A parcela de brasileiros que não teve dinheiro para alimentar a si ou a sua família subiu de 30% em 2019 para 36% em 2021. Mas esse aumento ficou, principalmente, entre as mulheres: um salto de 33% em 2019 para 47% em 2021. Entre homens permaneceu estável variando entre 27% e 26% no mesmo período.
Igualdade salarial é lei
A desigualdade salarial é uma dos principais problemas dentro da desigualdade de gênero no trabalho e também está em debate no governo federal. Há três meses o presidente Luiz Inácio Lula da Silva sancionou a lei que garante igualdade salarial entre homens e mulheres que exercem as mesmas funções. A determinação ainda aguarda regulamentação.
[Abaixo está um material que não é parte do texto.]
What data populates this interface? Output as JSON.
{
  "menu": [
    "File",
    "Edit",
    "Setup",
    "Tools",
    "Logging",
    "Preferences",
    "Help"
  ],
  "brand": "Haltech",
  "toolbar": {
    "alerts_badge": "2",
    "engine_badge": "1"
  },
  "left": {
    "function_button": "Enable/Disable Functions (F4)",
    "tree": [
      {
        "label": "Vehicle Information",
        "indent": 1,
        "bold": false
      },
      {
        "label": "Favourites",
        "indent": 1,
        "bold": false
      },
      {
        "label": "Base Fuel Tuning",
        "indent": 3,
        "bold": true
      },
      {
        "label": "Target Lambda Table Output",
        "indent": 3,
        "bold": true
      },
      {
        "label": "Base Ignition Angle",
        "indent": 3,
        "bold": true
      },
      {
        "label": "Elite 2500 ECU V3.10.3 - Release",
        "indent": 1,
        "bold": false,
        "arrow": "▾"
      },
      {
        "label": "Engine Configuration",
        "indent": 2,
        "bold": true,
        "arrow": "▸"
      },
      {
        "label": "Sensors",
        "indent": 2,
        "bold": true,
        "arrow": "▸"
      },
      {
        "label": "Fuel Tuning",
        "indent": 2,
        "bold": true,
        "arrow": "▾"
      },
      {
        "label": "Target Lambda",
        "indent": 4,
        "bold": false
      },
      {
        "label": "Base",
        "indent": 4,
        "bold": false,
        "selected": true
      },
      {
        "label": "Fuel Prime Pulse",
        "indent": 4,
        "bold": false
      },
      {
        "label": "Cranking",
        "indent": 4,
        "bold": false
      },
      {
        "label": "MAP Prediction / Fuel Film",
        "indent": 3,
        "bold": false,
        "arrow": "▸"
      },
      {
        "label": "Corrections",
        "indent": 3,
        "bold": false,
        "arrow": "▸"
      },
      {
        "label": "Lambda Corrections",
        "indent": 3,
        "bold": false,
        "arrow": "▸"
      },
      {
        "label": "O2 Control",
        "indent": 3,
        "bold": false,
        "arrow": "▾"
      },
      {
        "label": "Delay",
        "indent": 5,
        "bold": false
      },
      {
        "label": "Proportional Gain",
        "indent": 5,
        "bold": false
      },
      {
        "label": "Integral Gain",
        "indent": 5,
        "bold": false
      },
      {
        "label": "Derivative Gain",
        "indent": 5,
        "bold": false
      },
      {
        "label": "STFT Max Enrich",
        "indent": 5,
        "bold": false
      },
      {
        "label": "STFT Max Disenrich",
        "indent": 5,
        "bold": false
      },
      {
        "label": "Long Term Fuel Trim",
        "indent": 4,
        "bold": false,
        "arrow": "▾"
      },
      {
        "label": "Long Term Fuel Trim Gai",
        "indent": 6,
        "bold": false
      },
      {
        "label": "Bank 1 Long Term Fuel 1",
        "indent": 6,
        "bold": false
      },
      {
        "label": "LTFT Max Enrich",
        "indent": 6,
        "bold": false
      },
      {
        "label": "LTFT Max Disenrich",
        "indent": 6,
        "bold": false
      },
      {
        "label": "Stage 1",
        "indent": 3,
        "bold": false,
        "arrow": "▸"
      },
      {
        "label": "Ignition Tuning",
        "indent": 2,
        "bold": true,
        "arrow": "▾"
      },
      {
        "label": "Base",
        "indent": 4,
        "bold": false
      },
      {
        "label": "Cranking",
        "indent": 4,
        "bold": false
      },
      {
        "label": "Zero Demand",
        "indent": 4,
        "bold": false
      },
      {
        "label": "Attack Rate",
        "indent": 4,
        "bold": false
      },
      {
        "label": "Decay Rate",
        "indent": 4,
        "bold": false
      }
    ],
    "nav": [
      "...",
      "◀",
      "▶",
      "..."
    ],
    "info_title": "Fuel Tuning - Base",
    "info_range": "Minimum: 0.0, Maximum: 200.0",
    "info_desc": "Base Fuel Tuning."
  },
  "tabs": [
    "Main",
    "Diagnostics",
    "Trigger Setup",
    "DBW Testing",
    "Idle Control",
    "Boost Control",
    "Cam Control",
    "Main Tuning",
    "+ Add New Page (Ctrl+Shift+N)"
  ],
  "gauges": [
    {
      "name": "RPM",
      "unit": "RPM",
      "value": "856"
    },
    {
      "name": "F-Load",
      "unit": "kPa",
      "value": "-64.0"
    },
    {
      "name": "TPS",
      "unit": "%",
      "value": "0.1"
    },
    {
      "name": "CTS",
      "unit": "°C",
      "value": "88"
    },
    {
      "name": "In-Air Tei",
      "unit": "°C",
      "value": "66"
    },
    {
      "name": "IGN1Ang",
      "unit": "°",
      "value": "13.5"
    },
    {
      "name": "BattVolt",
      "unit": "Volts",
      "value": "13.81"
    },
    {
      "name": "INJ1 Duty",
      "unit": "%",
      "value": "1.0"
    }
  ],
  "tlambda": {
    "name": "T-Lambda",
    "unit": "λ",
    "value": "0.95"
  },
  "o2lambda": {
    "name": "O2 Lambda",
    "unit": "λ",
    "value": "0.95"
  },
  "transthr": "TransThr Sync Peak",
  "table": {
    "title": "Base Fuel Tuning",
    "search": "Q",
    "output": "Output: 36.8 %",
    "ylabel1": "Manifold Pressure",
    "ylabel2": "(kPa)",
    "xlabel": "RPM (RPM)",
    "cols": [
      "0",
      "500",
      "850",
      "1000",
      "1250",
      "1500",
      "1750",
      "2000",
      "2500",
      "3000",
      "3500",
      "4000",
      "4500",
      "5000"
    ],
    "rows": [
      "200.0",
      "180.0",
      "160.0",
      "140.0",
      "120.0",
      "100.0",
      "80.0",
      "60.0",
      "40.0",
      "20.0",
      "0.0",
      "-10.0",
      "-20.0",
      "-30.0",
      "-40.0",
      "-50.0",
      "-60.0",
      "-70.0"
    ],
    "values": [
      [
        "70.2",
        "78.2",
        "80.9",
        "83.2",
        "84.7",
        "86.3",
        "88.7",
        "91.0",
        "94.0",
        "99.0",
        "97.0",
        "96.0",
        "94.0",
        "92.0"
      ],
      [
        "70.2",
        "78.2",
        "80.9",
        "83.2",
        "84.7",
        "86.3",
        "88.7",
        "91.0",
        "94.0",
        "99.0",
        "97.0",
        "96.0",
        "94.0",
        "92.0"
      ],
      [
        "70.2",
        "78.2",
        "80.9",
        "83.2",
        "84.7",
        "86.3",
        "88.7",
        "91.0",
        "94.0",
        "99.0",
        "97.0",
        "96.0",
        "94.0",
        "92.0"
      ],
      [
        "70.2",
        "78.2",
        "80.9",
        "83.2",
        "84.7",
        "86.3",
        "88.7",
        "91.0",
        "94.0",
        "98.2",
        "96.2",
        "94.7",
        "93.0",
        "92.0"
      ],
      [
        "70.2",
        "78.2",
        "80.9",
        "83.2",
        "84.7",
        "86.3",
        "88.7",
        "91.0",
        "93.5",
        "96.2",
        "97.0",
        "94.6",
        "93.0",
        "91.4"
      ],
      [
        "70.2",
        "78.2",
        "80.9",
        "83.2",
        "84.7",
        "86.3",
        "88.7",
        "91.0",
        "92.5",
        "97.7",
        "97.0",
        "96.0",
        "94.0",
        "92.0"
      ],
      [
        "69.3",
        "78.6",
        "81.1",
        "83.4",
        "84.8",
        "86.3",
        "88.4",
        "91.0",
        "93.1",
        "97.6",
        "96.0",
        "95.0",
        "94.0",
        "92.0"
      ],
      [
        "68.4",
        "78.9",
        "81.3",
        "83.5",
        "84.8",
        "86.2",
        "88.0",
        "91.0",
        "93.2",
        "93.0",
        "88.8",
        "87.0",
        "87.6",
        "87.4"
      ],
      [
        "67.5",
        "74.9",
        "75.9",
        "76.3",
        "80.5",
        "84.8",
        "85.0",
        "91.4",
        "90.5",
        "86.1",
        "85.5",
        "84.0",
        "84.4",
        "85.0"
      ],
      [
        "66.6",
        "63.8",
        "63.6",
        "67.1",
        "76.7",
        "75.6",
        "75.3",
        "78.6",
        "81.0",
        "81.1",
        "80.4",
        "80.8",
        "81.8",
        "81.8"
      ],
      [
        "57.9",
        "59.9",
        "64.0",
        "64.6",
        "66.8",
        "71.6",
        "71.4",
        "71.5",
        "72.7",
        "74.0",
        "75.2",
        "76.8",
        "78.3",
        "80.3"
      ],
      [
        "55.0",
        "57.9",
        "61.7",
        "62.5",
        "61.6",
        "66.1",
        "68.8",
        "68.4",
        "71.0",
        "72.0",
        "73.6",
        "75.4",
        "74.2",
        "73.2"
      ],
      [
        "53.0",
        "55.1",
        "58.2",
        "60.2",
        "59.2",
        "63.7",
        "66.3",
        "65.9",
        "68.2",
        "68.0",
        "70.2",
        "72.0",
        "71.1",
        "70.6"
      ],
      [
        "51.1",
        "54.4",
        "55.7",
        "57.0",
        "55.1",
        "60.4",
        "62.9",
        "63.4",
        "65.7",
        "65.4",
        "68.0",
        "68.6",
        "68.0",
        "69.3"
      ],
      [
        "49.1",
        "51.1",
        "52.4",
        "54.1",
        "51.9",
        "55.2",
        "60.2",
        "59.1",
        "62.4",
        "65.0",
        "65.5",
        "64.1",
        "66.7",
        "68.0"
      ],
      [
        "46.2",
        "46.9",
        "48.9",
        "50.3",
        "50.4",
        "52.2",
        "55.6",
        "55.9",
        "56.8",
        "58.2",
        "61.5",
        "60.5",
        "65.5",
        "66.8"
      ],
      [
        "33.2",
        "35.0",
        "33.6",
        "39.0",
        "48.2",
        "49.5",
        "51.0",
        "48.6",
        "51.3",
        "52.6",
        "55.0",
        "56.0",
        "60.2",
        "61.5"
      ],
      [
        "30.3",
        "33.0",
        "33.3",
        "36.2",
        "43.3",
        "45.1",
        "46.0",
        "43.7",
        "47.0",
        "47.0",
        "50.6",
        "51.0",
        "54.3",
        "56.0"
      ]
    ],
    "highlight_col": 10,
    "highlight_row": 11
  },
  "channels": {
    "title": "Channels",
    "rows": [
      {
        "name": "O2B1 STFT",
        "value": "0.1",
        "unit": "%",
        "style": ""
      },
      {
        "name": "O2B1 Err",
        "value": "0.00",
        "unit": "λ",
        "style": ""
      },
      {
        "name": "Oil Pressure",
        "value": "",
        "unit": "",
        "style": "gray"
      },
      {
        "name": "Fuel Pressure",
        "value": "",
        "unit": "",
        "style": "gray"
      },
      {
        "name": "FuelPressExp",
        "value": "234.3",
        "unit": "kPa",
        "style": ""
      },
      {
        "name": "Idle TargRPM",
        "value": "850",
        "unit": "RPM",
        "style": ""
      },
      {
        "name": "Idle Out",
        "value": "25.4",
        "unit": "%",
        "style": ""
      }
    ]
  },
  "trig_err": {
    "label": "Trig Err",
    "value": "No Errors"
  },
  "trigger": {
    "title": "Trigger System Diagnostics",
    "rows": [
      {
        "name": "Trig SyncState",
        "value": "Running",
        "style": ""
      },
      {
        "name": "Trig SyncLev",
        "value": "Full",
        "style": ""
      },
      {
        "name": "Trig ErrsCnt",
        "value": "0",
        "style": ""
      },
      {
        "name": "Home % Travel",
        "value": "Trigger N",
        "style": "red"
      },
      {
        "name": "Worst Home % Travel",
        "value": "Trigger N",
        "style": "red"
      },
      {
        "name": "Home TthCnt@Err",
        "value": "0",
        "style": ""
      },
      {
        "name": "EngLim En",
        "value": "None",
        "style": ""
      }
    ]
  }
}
Mas, antes mesmo de ser lei, o tema já estava na mesa dos gestores mais preocupados com a representatividade, com a capacidade de inovação e a responsabilidade social de suas empresas. Um exemplo é a IBM Brasil, que desenvolveu uma solução de IA capaz de evitar que possíveis vieses inconscientes tragam distorções em salários, principalmente na comparação de gênero.
De acordo com o Líder de Recursos Humanos da IBM Brasil, Bernardo Marinho, a solução analisa dados como cargos, gênero, quanto tempo a pessoa está no cargo, qual o valor pago no mercado e, se encontrar disparidades, como um homem ganhando mais que uma mulher no mesmo cargo, a IA avisa ao gestor.
Patricia Schneider, sócia-diretora da Umanse – empresa que cuida de jornada do colaborador para o desenvolvimento de equipes de alta performance, sugere a criação de um comitê de recrutamento para impedir as discrepâncias salariais já na contratação dos funcionários. Além disso, ela lembra que é essencial o monitoramento constante com análise dos salários e investigação de como anda a progressão salarial.
“É importante analisar até o número de treinamentos que as pessoas receberam, pois o machismo é estrutural e pode influenciar na rotina da empresa. Por exemplo, de repente um homem evoluiu mais porque foi mais capacitado”, alerta.